Pregnancy Nesting and the Grand Mural-the background

When I was a child I had a mural on my bedroom wall painted by my mother.  It was amazing, and every night I was able to say goodnight to the purple elephant (who ironically had a nice round preggo belly-mum was 9 months pregnant when she painted the mural) and pet the butterfly and caterpillar goodnight.   When I adjusted to the idea that we would be bringing a child into this world I thought… I want a mural for my child too!  Looking back I was totally insane, this is a fun but massive project. Throughout this series of blogs I’ll be highlighting the lessons I learned so you don’t have to re-learn the lessons!

I didn’t really understand what the project entailed when I decided to paint the mural and typical of my history I bit off a huge chunk when creating the project.  I decided to paint a wall about 10×12 with a mural based on the Pacific Northwest.  And unlike reasonable people I went for a quasi-realistic scene.  I don’t know how to create cutesy animals and scenes.  When I do try to create them they look ridiculous and unappealing… so I didn’t even try for this project.

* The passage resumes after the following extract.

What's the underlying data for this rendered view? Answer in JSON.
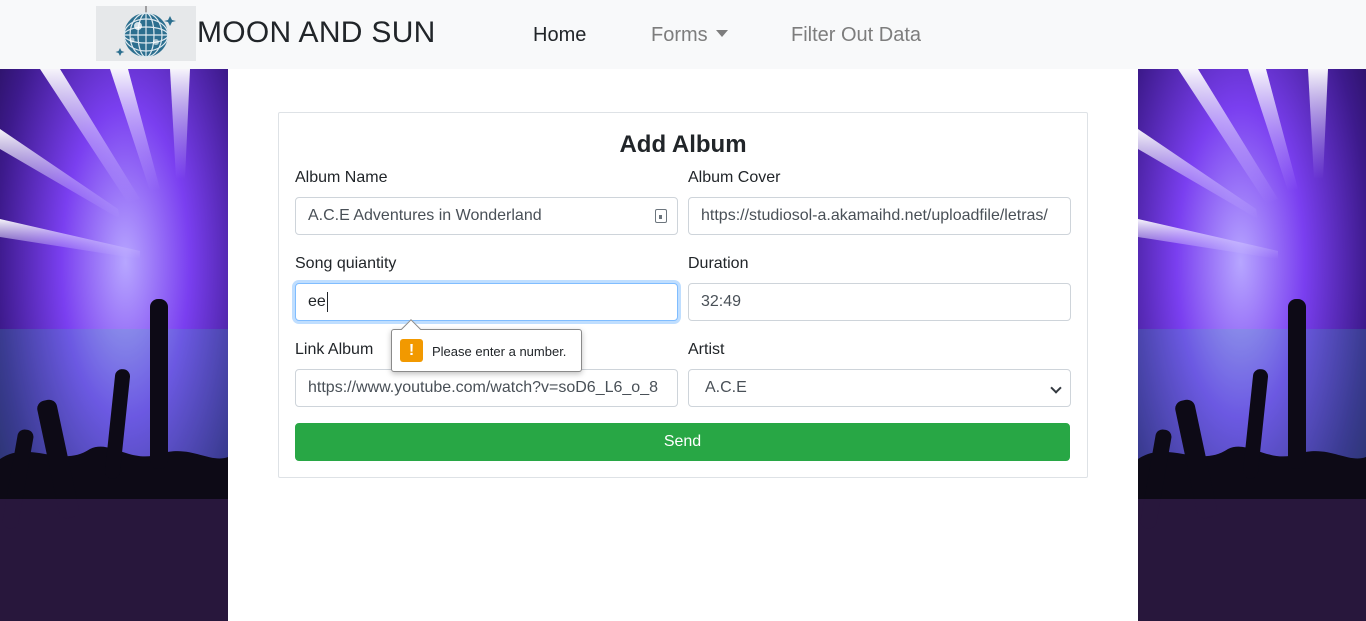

The process started with planning, and sketching and then some more planning.  I opted to sketch on the wall as I considered composition.  This gave me a good perspective of where I wanted the horizon line.  Of course as a trained artist I couldn’t put the horizon line in the middle but neither did I want the whole piece to be all sky… I needed some room to paint the ocean creatures.

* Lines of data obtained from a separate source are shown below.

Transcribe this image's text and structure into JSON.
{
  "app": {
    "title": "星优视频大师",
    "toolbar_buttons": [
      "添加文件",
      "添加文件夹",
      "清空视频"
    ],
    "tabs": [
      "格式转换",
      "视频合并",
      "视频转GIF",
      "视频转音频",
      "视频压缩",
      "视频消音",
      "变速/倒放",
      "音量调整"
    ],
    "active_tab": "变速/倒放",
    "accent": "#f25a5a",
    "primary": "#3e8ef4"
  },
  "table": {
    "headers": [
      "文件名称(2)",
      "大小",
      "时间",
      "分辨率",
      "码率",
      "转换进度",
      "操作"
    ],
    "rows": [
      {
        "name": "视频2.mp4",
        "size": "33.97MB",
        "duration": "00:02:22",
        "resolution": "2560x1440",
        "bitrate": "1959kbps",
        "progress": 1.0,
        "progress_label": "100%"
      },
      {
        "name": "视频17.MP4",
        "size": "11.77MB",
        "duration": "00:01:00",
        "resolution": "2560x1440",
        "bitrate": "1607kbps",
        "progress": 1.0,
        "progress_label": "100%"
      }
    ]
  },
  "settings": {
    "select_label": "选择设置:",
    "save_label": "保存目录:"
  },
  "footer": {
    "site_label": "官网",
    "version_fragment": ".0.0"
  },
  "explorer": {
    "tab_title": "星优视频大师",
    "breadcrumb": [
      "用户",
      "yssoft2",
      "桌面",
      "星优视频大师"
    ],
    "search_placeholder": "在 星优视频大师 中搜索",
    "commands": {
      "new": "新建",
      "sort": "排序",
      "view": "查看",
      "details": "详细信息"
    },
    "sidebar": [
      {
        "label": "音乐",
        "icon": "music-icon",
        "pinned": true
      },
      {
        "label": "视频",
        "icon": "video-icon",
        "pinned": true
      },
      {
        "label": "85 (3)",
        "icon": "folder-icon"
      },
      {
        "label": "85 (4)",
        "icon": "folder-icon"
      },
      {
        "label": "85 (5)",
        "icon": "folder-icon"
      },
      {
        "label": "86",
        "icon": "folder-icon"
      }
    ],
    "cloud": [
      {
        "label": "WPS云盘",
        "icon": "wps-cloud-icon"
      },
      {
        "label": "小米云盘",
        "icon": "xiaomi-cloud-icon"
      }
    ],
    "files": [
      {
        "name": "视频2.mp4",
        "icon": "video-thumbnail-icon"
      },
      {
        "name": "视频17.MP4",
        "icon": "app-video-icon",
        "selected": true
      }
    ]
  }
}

Lessons learned: I definitely would recommend using a charcoal pencil to do this.  Graphite pencil or red colored pencil would leach through the paint and then everyone would know about your pre-painting sketching.  I also recommend using either a black or a white charcoal pencil, red is a wonderful color but frankly it is more likely to bleed through than the white or black.

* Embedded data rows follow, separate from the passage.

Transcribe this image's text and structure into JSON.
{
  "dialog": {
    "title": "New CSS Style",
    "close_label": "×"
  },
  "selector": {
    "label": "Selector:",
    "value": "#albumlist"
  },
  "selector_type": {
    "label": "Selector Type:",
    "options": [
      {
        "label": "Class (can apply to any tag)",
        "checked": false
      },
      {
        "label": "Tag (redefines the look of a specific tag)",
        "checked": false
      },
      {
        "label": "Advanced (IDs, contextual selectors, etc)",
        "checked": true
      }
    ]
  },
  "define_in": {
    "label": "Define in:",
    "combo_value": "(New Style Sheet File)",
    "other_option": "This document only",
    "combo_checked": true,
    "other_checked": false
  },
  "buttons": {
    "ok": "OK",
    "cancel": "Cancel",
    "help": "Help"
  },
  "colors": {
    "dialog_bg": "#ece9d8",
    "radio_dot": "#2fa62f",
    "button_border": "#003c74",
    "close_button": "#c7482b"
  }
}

When I asked my guru art friends about murals they all suggested using professional grade Acrylic paint to paint the details on the mural.  But that much acrylic paint just wasn’t in my budget.  I used house paint to create the landscape and saved the acrylic paint to paint the creatures.  Now that I’ve completed the project I’d recommend using as much acrylic paint as you can afford.  It’s designed to handle layers on a vertical surface, won’t drip and the colors are sooo much better.  I definitely had to re-do areas where my landmass dripped into my ocean, and if I’d used acrylic I wouldn’t have had to redo a thing!  All that being said, house paint worked ok… just remember that house paint dries slightly darker than it’s wet color!